In simulations with female-limited survival costs, three distinct outcomes are observed involving either two or three balanced haplotypes. From simulations with randomly occurring antagonistic and inversion mutations, histograms of inversion frequencies across simulations for surviving females (left) and males (right) are partitioned into three categories based on sex-specific haplotype frequency outcomes. The “Favors Female” category (top) includes simulations in which there are exactly two arrangements with frequencies between 0.1 and 0.9 in both sexes (20.0% of replicates). The “Male-Specific” category (middle) includes simulations in which there are two arrangements with whole-population frequencies between 0.1 and 0.9, but one arrangement is absent in adult females (37.0% of replicates). The “Three Arrangement” category (bottom) includes simulations in which there are exactly three arrangements with whole-population frequencies between 0.1 and 0.9 frequency (40.6% of replicates). 2.3% of simulations did not fit in these categories and had only one predominant arrangement. As in Figure 6, inversions are colored by how the average survival effect of that arrangement ranks compared to the others in its population, and ranks are normalized to be relative to the median arrangement value, to better account for rare arrangements and ties.

The layout and potential expectations of the laboratory evolution experiment. We cross outbred males from a high-inversion population to inbred, non-inverted females from a specific inbred line, and collect DNA samples from the fathers, embryo offspring, and aged adult offspring (left).
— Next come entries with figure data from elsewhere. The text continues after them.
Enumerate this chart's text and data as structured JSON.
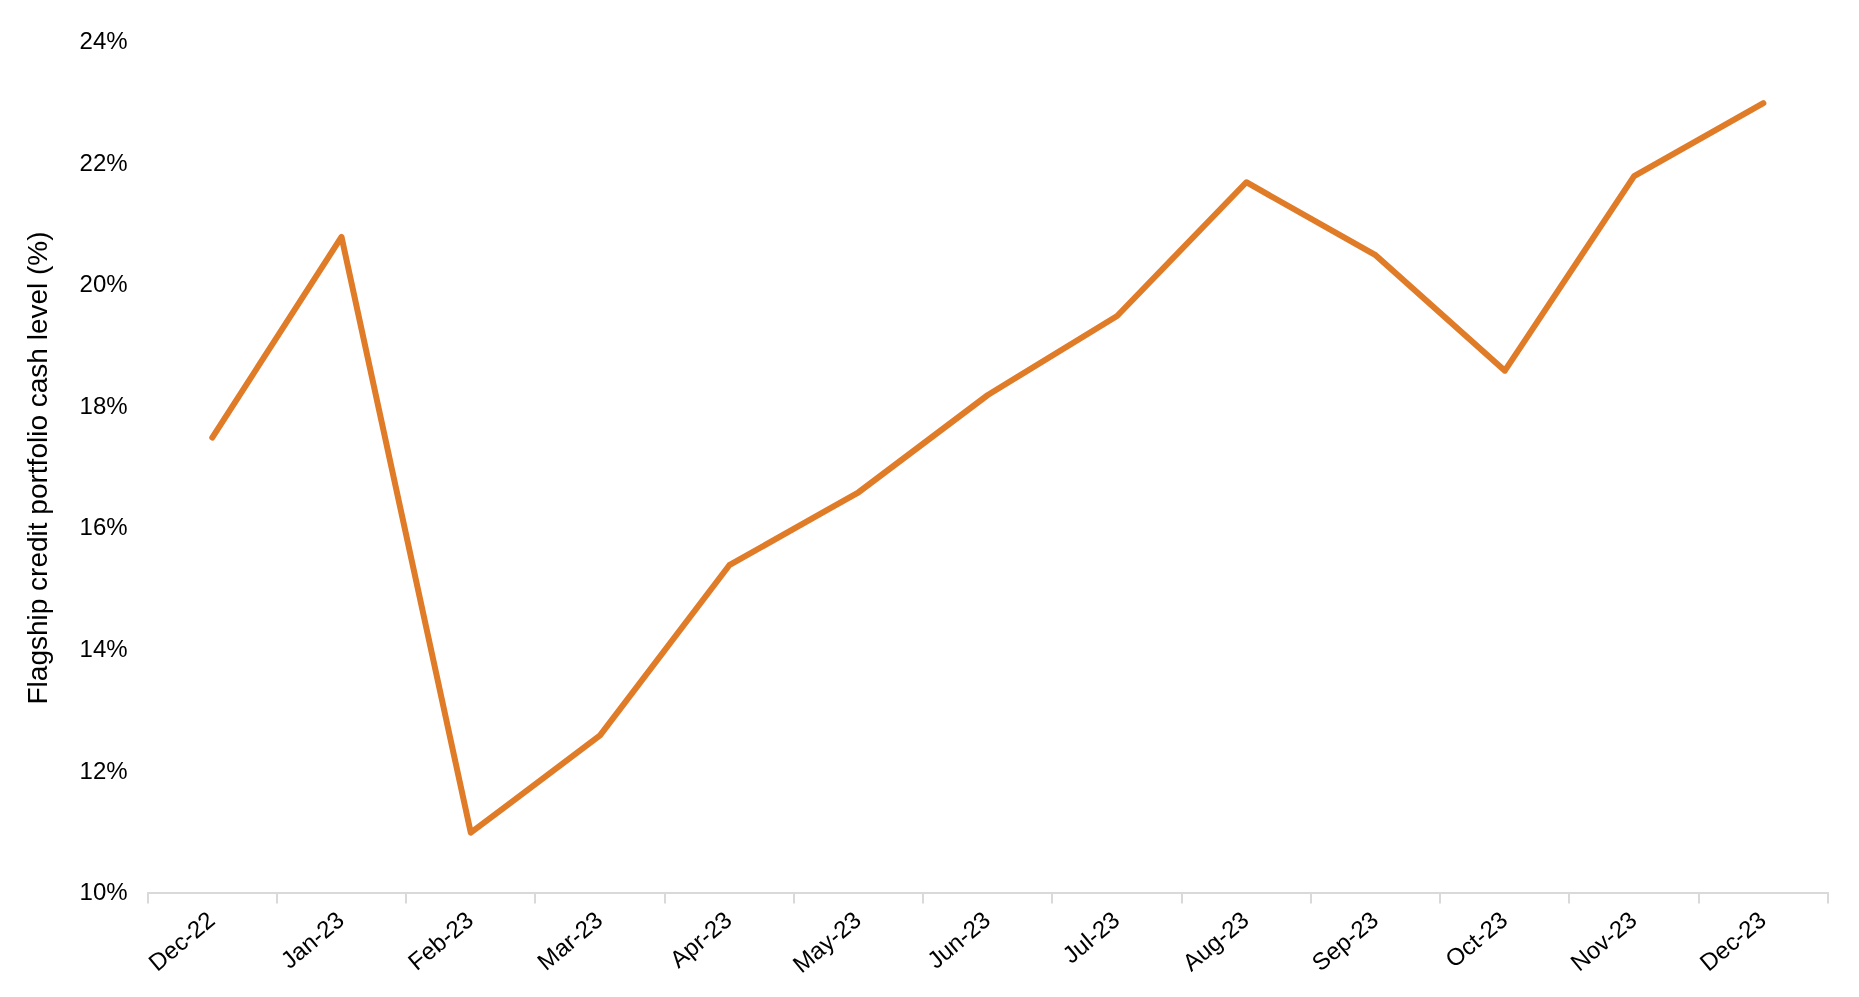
{
  "chart_data": {
    "type": "line",
    "ylabel": "Flagship credit portfolio cash level (%)",
    "categories": [
      "Dec-22",
      "Jan-23",
      "Feb-23",
      "Mar-23",
      "Apr-23",
      "May-23",
      "Jun-23",
      "Jul-23",
      "Aug-23",
      "Sep-23",
      "Oct-23",
      "Nov-23",
      "Dec-23"
    ],
    "series": [
      {
        "color": "#e07b28",
        "values": [
          17.5,
          20.8,
          11.0,
          12.6,
          15.4,
          16.6,
          18.2,
          19.5,
          21.7,
          20.5,
          18.6,
          21.8,
          23.0
        ]
      }
    ],
    "ylim": [
      10,
      24
    ],
    "yticks": [
      {
        "value": 10,
        "label": "10%"
      },
      {
        "value": 12,
        "label": "12%"
      },
      {
        "value": 14,
        "label": "14%"
      },
      {
        "value": 16,
        "label": "16%"
      },
      {
        "value": 18,
        "label": "18%"
      },
      {
        "value": 20,
        "label": "20%"
      },
      {
        "value": 22,
        "label": "22%"
      },
      {
        "value": 24,
        "label": "24%"
      }
    ],
    "grid": false,
    "legend": false,
    "marker": "none",
    "line_style": "solid"
  }
}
We hypothesize from our antagonistic pleiotropy model that the inversions will experience opposing selection between fathers and embryos versus between embryos and aged adults (middle). To test the significance of observed frequency changes, we designed a resampling model to represent the sources of neutral variation expected in the experiment (right).
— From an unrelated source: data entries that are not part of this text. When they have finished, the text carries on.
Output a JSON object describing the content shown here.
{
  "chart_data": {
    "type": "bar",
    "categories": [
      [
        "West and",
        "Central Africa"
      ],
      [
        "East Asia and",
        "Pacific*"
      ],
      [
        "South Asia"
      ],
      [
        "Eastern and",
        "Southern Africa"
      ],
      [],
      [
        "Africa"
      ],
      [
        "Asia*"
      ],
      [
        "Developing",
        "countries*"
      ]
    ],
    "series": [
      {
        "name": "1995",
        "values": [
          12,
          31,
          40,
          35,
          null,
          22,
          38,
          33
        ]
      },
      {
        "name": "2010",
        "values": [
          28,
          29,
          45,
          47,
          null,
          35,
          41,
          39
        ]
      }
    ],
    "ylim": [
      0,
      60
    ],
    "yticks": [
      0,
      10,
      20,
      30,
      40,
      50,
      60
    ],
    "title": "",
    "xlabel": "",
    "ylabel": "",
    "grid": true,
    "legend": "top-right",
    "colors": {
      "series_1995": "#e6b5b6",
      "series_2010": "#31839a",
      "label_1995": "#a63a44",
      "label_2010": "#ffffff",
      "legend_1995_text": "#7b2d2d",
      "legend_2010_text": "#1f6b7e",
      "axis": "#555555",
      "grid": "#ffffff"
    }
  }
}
Some Drosophila inversions show evidence for antagonistic tradeoffs and sex-specific survival. (A) Testing for antagonistic fitness effects on reproduction and survival. Each inversion’s frequency in parents, embryo offspring, and adult offspring are shown for each maternal inbred line. Parental frequency is taken as the paternal frequency divided by two to account for the inversion-free inbred mothers. Adult offspring frequencies are taken from the sum of estimated allele counts across all adult offspring cohorts. * indicates p-value < 0.05 for evidence of significant reversed frequency change from parental to embryo and from embryo to offspring, combined across all four maternal line crosses and corrected for multiple tests, when compared to neutral simulated experiments (details in Materials and Methods). (B) Testing for evidence of sex-specific survival effects. The changes in inversion frequencies between embryos and both female and male adult offspring are illustrated. * indicates p-value < 0.05 for significant differences in female versus male inversion frequency among adult offspring, combined across all four maternal crosses and corrected for multiple tests.